In a disclosure to the Philippine Stock Exchange, the firm said the surge in earnings is due to the strong operating income highlighted by strong operational and financial performance at VICT in Melbourne, Australia, lower financing charges, and a significant improvement in the operations at Sociedad Puerto Industrial Aguadulce S.A. (SPIA).
SPIA, its joint venture container terminal project with PSA International Pte.

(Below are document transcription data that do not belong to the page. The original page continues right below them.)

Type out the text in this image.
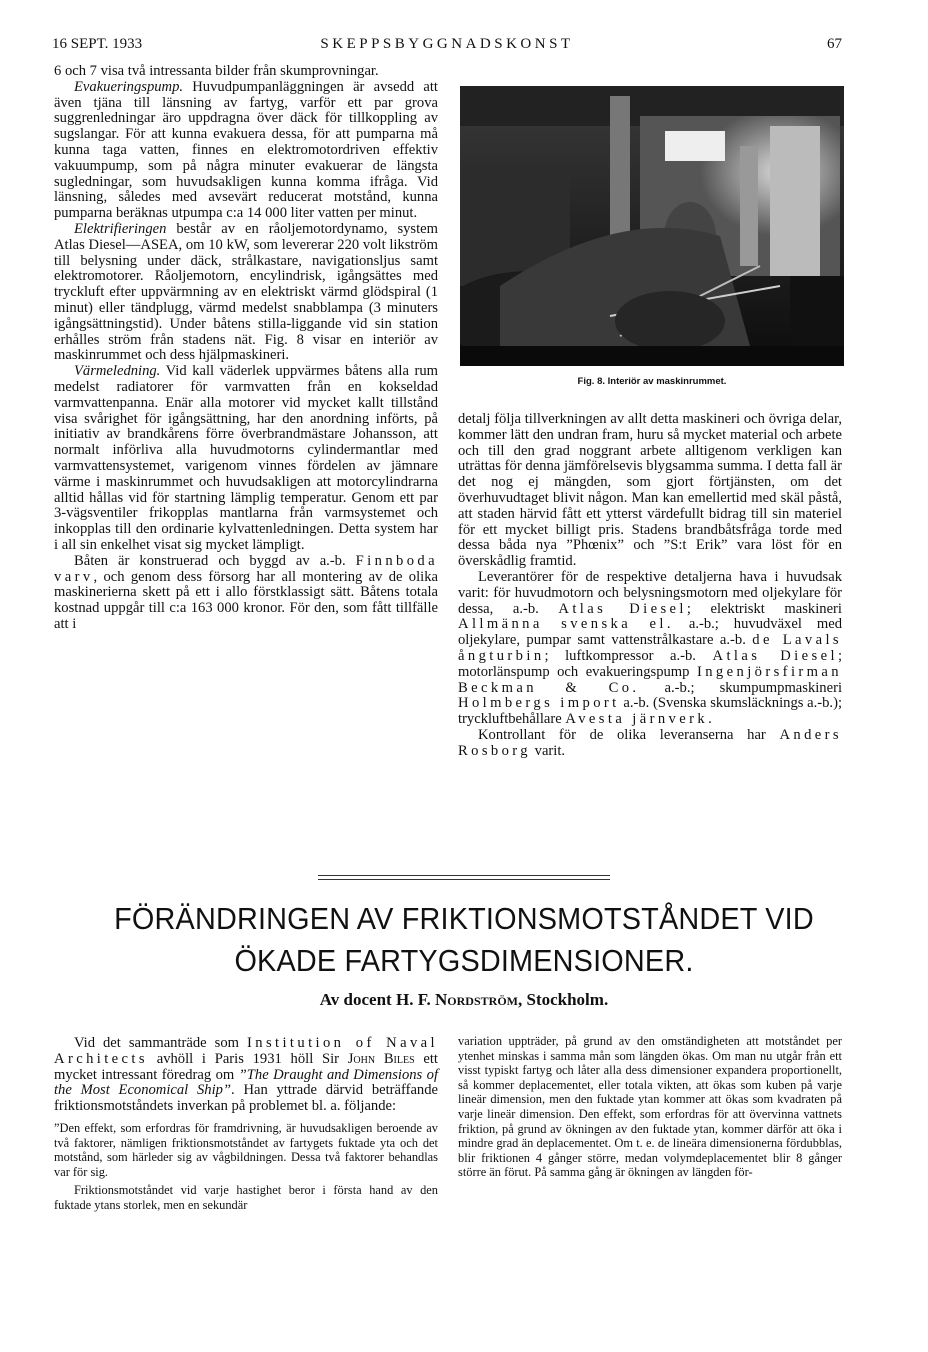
16 SEPT. 1933	SKEPPSBYGGNADSKONST	67

6 och 7 visa två intressanta bilder från skumprovningar.

Evakueringspump. Huvudpumpanläggningen är avsedd att även tjäna till länsning av fartyg, varför ett par grova suggrenledningar äro uppdragna över däck för tillkoppling av sugslangar. För att kunna evakuera dessa, för att pumparna må kunna taga vatten, finnes en elektromotordriven effektiv vakuumpump, som på några minuter evakuerar de längsta sugledningar, som huvudsakligen kunna komma ifråga. Vid länsning, således med avsevärt reducerat motstånd, kunna pumparna beräknas utpumpa c:a 14 000 liter vatten per minut.

Elektrifieringen består av en råoljemotordynamo, system Atlas Diesel—ASEA, om 10 kW, som levererar 220 volt likström till belysning under däck, strålkastare, navigationsljus samt elektromotorer. Råoljemotorn, encylindrisk, igångsättes med tryckluft efter uppvärmning av en elektriskt värmd glödspiral (1 minut) eller tändplugg, värmd medelst snabblampa (3 minuters igångsättningstid). Under båtens stilla-liggande vid sin station erhålles ström från stadens nät. Fig. 8 visar en interiör av maskinrummet och dess hjälpmaskineri.

Värmeledning. Vid kall väderlek uppvärmes båtens alla rum medelst radiatorer för varmvatten från en kokseldad varmvattenpanna. Enär alla motorer vid mycket kallt tillstånd visa svårighet för igångsättning, har den anordning införts, på initiativ av brandkårens förre överbrandmästare Johansson, att normalt införliva alla huvudmotorns cylindermantlar med varmvattensystemet, varigenom vinnes fördelen av jämnare värme i maskinrummet och huvudsakligen att motorcylindrarna alltid hållas vid för startning lämplig temperatur. Genom ett par 3-vägsventiler frikopplas mantlarna från varmsystemet och inkopplas till den ordinarie kylvattenledningen. Detta system har i all sin enkelhet visat sig mycket lämpligt.

Båten är konstruerad och byggd av a.-b. Finnboda varv, och genom dess försorg har all montering av de olika maskinerierna skett på ett i allo förstklassigt sätt. Båtens totala kostnad uppgår till c:a 163 000 kronor. För den, som fått tillfälle att i

Fig. 8. Interiör av maskinrummet.

detalj följa tillverkningen av allt detta maskineri och övriga delar, kommer lätt den undran fram, huru så mycket material och arbete och till den grad noggrant arbete alltigenom verkligen kan uträttas för denna jämförelsevis blygsamma summa. I detta fall är det nog ej mängden, som gjort förtjänsten, om det överhuvudtaget blivit någon. Man kan emellertid med skäl påstå, att staden härvid fått ett ytterst värdefullt bidrag till sin materiel för ett mycket billigt pris. Stadens brandbåtsfråga torde med dessa båda nya ”Phœnix” och ”S:t Erik” vara löst för en överskådlig framtid.

Leverantörer för de respektive detaljerna hava i huvudsak varit: för huvudmotorn och belysningsmotorn med oljekylare för dessa, a.-b. Atlas Diesel; elektriskt maskineri Allmänna svenska el. a.-b.; huvudväxel med oljekylare, pumpar samt vattenstrålkastare a.-b. de Lavals ångturbin; luftkompressor a.-b. Atlas Diesel; motorlänspump och evakueringspump Ingenjörsfirman Beckman & Co. a.-b.; skumpumpmaskineri Holmbergs import a.-b. (Svenska skumsläcknings a.-b.); tryckluftbehållare Avesta järnverk.

Kontrollant för de olika leveranserna har Anders Rosborg varit.

FÖRÄNDRINGEN AV FRIKTIONSMOTSTÅNDET VID
ÖKADE FARTYGSDIMENSIONER.
Av docent H. F. Nordström, Stockholm.

Vid det sammanträde som Institution of Naval Architects avhöll i Paris 1931 höll Sir John Biles ett mycket intressant föredrag om ”The Draught and Dimensions of the Most Economical Ship”. Han yttrade därvid beträffande friktionsmotståndets inverkan på problemet bl. a. följande:

”Den effekt, som erfordras för framdrivning, är huvudsakligen beroende av två faktorer, nämligen friktionsmotståndet av fartygets fuktade yta och det motstånd, som härleder sig av vågbildningen. Dessa två faktorer behandlas var för sig.

Friktionsmotståndet vid varje hastighet beror i första hand av den fuktade ytans storlek, men en sekundär

variation uppträder, på grund av den omständigheten att motståndet per ytenhet minskas i samma mån som längden ökas. Om man nu utgår från ett visst typiskt fartyg och låter alla dess dimensioner expandera proportionellt, så kommer deplacementet, eller totala vikten, att ökas som kuben på varje lineär dimension, men den fuktade ytan kommer att ökas som kvadraten på varje lineär dimension. Den effekt, som erfordras för att övervinna vattnets friktion, på grund av ökningen av den fuktade ytan, kommer därför att öka i mindre grad än deplacementet. Om t. e. de lineära dimensionerna fördubblas, blir friktionen 4 gånger större, medan volymdeplacementet blir 8 gånger större än förut. På samma gång är ökningen av längden för-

Ltd. (PSA) in Buenaventura, Colombia, posted a lower net loss share of US$6.3 million compared to US$8.9 million in the same period in 2018 as the company continued to ramp-up container volume.
Revenue from port operations rose 18 percent to US$383.8 million from the US$325.4 million reported for the same period last year.
“ICTSI has continued to grow and delivered a strong first quarter financial performance underpinned by operational improvements and higher contributions from our new ports including VICT in Melbourne Australia, Lae and Motukea in Papua New Guinea,” said ICTSI Chairman and President Enrique K. Razon Jr.
He added that, “while we remain very mindful of the economic backdrop, we remain confident about the future prospects of the business as we build on this positive momentum.”
ICTSI handled consolidated volume of 2,478,672 twenty-foot equivalent units (TEUs) for the quarter ended March 31, 2019, seven percent more than the 2,325,540 TEUs handled in the same period in 2018.
The increase in volume was primarily due to improvement in trade activities, new shipping lines and services and continuous volume ramp-up at certain terminals.
The increase in revenues was mainly due to volume growth; tariff adjustments at certain terminals; new contracts with shipping lines and services; increased in revenues from non- containerized cargoes, storage and ancillary services; and the contribution from the Company’s new terminals in Lae and Motukea in Papua New Guinea.
ICTSI is allotting US$380.0 million capital expenditures budget for the full year 2019, mainly for the ongoing expansion projects in Manila, Mexico and Iraq; equipment acquisitions and upgrades; and for maintenance requirements.